What does one report briefly on such a fantastic event? 35,000 people attended the 23rd World Scout Jamboree at Yamaguchi, Japan. The World Scout Jamboree is the most diverse event for young people in the world. Scouts Australia had a large contingent of approximately 380 with around 60 coming from Queensland.

One of the program highlights was the participation in the Hiroshima Peace Memorial Ceremony which marked the 70th anniversary of the nuclear bombing of Hiroshima and Nagasaki. The young people participated in activities of flower distribution to ceremony attendees and the dedication of paper cranes folded by the Scouts during the Hiroshima Peace Program at the Children’s Peace monument.

cc articleI attended the final four days in my World role as Chairman of the World Honours and Awards Committee attending meetings, a Bronze Wolf luncheon, walking in the heat seeing as much as I could cope and the Closing Ceremony. The key event was the Australian Contingent function where I believe I spoke to nearly every Queensland youth or adult leader. They were tired, hot, sunburnt, reasonably clean, well behaved and on a tremendous high. As I left to come home they headed to home hospitality to finish their four weeks in Japan.  If these young people continue in Scouting, Queensland has a bright future ahead. Deputy Chief Commissioner (Youth Program) Peter Blatch was there in his role as a member of the World Scout Committee. Yes, Peter wore purple, as I did, but I believe we did Queensland proud in our contact with the youth and other meetings with adults.

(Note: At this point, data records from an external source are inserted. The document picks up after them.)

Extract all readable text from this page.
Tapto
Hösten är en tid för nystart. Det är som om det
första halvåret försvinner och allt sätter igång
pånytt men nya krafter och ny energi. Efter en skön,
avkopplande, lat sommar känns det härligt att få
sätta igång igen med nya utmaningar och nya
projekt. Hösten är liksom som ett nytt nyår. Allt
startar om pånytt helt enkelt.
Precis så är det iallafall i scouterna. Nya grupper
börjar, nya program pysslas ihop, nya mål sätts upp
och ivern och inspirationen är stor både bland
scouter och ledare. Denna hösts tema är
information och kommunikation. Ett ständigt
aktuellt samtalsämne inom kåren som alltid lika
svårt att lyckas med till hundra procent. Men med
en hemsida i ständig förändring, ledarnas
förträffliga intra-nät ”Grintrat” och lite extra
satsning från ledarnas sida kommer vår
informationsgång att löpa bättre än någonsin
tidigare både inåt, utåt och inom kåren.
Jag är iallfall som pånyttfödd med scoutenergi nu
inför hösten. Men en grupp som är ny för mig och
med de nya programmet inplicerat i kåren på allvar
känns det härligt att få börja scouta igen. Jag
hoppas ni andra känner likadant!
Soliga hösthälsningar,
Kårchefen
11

Children in especially difficult circumstance

As you are all aware, the growth of Scouting in Queensland is an important goal for all formations within the Branch. Have you considered working with children in especially difficult circumstances?

Children in especially difficult circumstances are those children who are for shorter or longer periods in their lives, exposed to intense, multiple risks to their physical and mental health. A common characteristic of these children is that they lack proper adult care and protection, and that they lead their lives outside mainstream society.

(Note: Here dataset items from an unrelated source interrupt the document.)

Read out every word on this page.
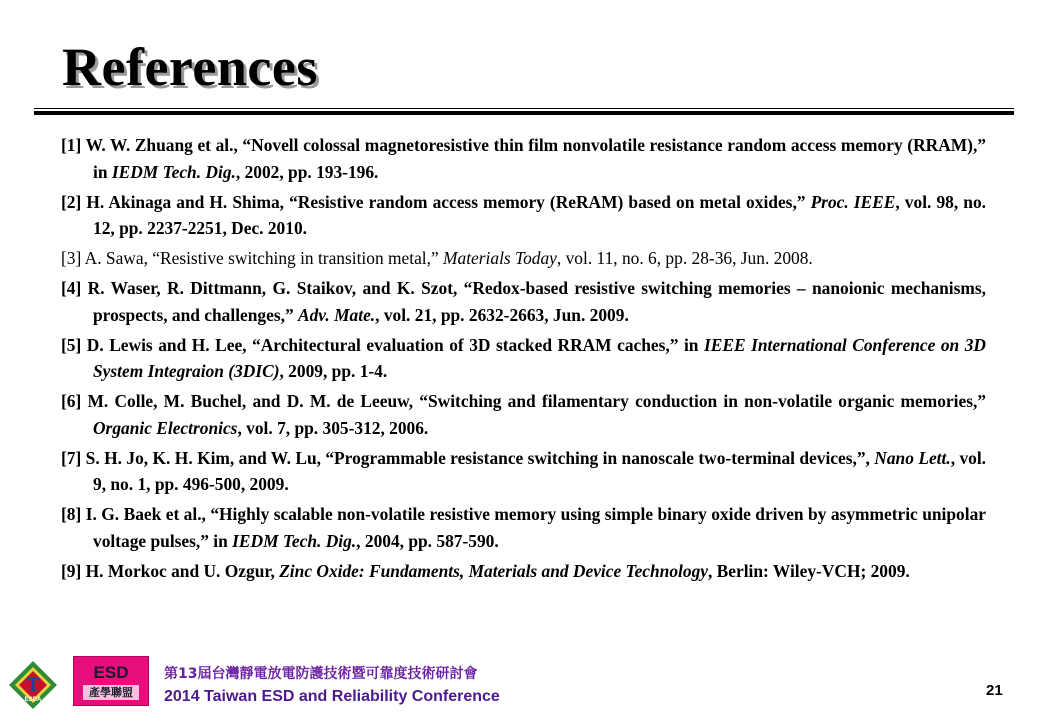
References
[1] W. W. Zhuang et al., “Novell colossal magnetoresistive thin film nonvolatile resistance random access memory (RRAM),” in IEDM Tech. Dig., 2002, pp. 193-196.
[2] H. Akinaga and H. Shima, “Resistive random access memory (ReRAM) based on metal oxides,” Proc. IEEE, vol. 98, no. 12, pp. 2237-2251, Dec. 2010.
[3] A. Sawa, “Resistive switching in transition metal,” Materials Today, vol. 11, no. 6, pp. 28-36, Jun. 2008.
[4] R. Waser, R. Dittmann, G. Staikov, and K. Szot, “Redox-based resistive switching memories – nanoionic mechanisms, prospects, and challenges,” Adv. Mate., vol. 21, pp. 2632-2663, Jun. 2009.
[5] D. Lewis and H. Lee, “Architectural evaluation of 3D stacked RRAM caches,” in IEEE International Conference on 3D System Integraion (3DIC), 2009, pp. 1-4.
[6] M. Colle, M. Buchel, and D. M. de Leeuw, “Switching and filamentary conduction in non-volatile organic memories,” Organic Electronics, vol. 7, pp. 305-312, 2006.
[7] S. H. Jo, K. H. Kim, and W. Lu, “Programmable resistance switching in nanoscale two-terminal devices,”, Nano Lett., vol. 9, no. 1, pp. 496-500, 2009.
[8] I. G. Baek et al., “Highly scalable non-volatile resistive memory using simple binary oxide driven by asymmetric unipolar voltage pulses,” in IEDM Tech. Dig., 2004, pp. 587-590.
[9] H. Morkoc and U. Ozgur, Zinc Oxide: Fundaments, Materials and Device Technology, Berlin: Wiley-VCH; 2009.
T
ESDA
ESD
產學聯盟
第13屆台灣靜電放電防護技術暨可靠度技術研討會
2014 Taiwan ESD and Reliability Conference	21
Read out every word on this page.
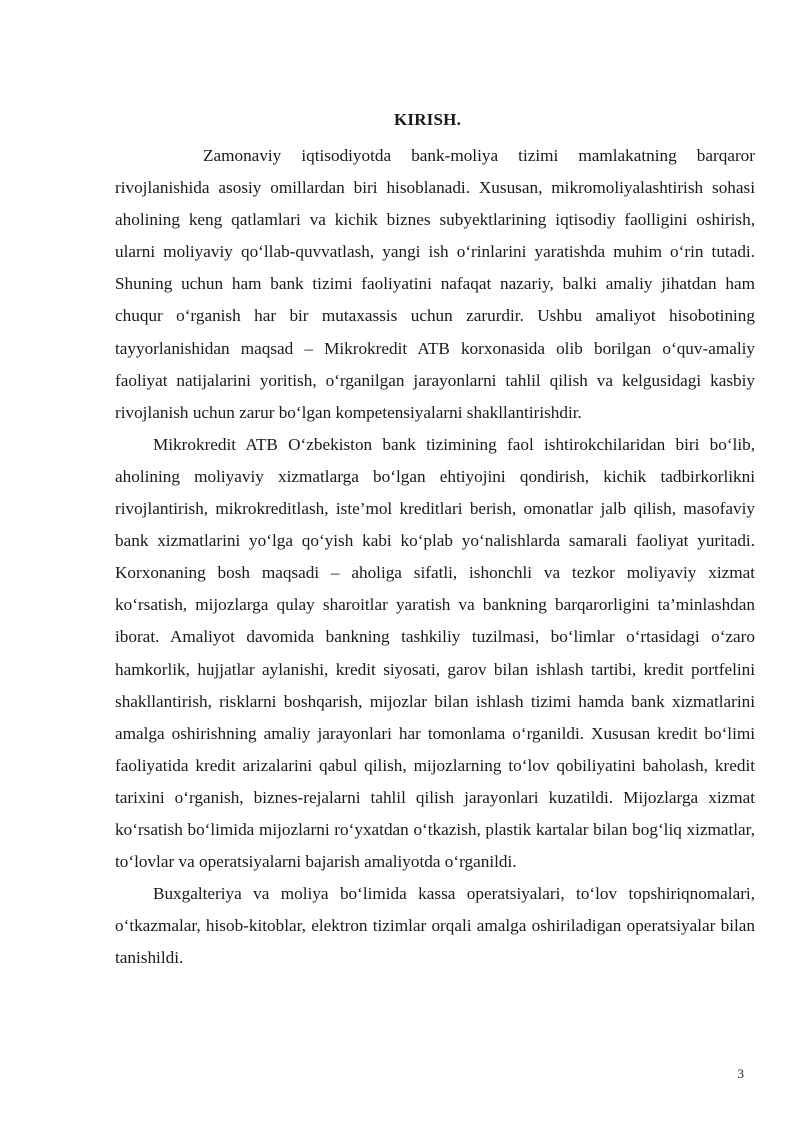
KIRISH.

Zamonaviy iqtisodiyotda bank-moliya tizimi mamlakatning barqaror rivojlanishida asosiy omillardan biri hisoblanadi. Xususan, mikromoliyalashtirish sohasi aholining keng qatlamlari va kichik biznes subyektlarining iqtisodiy faolligini oshirish, ularni moliyaviy qo‘llab-quvvatlash, yangi ish o‘rinlarini yaratishda muhim o‘rin tutadi. Shuning uchun ham bank tizimi faoliyatini nafaqat nazariy, balki amaliy jihatdan ham chuqur o‘rganish har bir mutaxassis uchun zarurdir. Ushbu amaliyot hisobotining tayyorlanishidan maqsad – Mikrokredit ATB korxonasida olib borilgan o‘quv-amaliy faoliyat natijalarini yoritish, o‘rganilgan jarayonlarni tahlil qilish va kelgusidagi kasbiy rivojlanish uchun zarur bo‘lgan kompetensiyalarni shakllantirishdir.

Mikrokredit ATB O‘zbekiston bank tizimining faol ishtirokchilaridan biri bo‘lib, aholining moliyaviy xizmatlarga bo‘lgan ehtiyojini qondirish, kichik tadbirkorlikni rivojlantirish, mikrokreditlash, iste’mol kreditlari berish, omonatlar jalb qilish, masofaviy bank xizmatlarini yo‘lga qo‘yish kabi ko‘plab yo‘nalishlarda samarali faoliyat yuritadi. Korxonaning bosh maqsadi – aholiga sifatli, ishonchli va tezkor moliyaviy xizmat ko‘rsatish, mijozlarga qulay sharoitlar yaratish va bankning barqarorligini ta’minlashdan iborat. Amaliyot davomida bankning tashkiliy tuzilmasi, bo‘limlar o‘rtasidagi o‘zaro hamkorlik, hujjatlar aylanishi, kredit siyosati, garov bilan ishlash tartibi, kredit portfelini shakllantirish, risklarni boshqarish, mijozlar bilan ishlash tizimi hamda bank xizmatlarini amalga oshirishning amaliy jarayonlari har tomonlama o‘rganildi. Xususan kredit bo‘limi faoliyatida kredit arizalarini qabul qilish, mijozlarning to‘lov qobiliyatini baholash, kredit tarixini o‘rganish, biznes-rejalarni tahlil qilish jarayonlari kuzatildi. Mijozlarga xizmat ko‘rsatish bo‘limida mijozlarni ro‘yxatdan o‘tkazish, plastik kartalar bilan bog‘liq xizmatlar, to‘lovlar va operatsiyalarni bajarish amaliyotda o‘rganildi.

Buxgalteriya va moliya bo‘limida kassa operatsiyalari, to‘lov topshiriqnomalari, o‘tkazmalar, hisob-kitoblar, elektron tizimlar orqali amalga oshiriladigan operatsiyalar bilan tanishildi.

3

These children are socially marginalised and this is a growing problem in the world and possibly in your community. Have you considered your community and how you can improve the quality of life for these children and harness socially acceptable skills so they may take a meaningful place in the community?

Scouting has much to offer young people, including those who are socially marginalised. Remember, Scouting offers peer support (through the patrol system), membership in a team (Troop, Pack etc.), access to a small community (through the shared value base) and the opportunity to create a new vision for the future (through promising to do their best) and support to achieve this (working under adult guidance).

While Scouting has a lot to offer these young people it can be a challenge to reach them. Some successful ways include:

  • Entering their world
  • Building trust
  • Working with community leaders
  • Providing incentives
  • Using role models

Resilience is an important attribute, the ability to bounce back from adversity, and to overcome negative influence that often block achievement.

Is your formation up to accepting this challenge?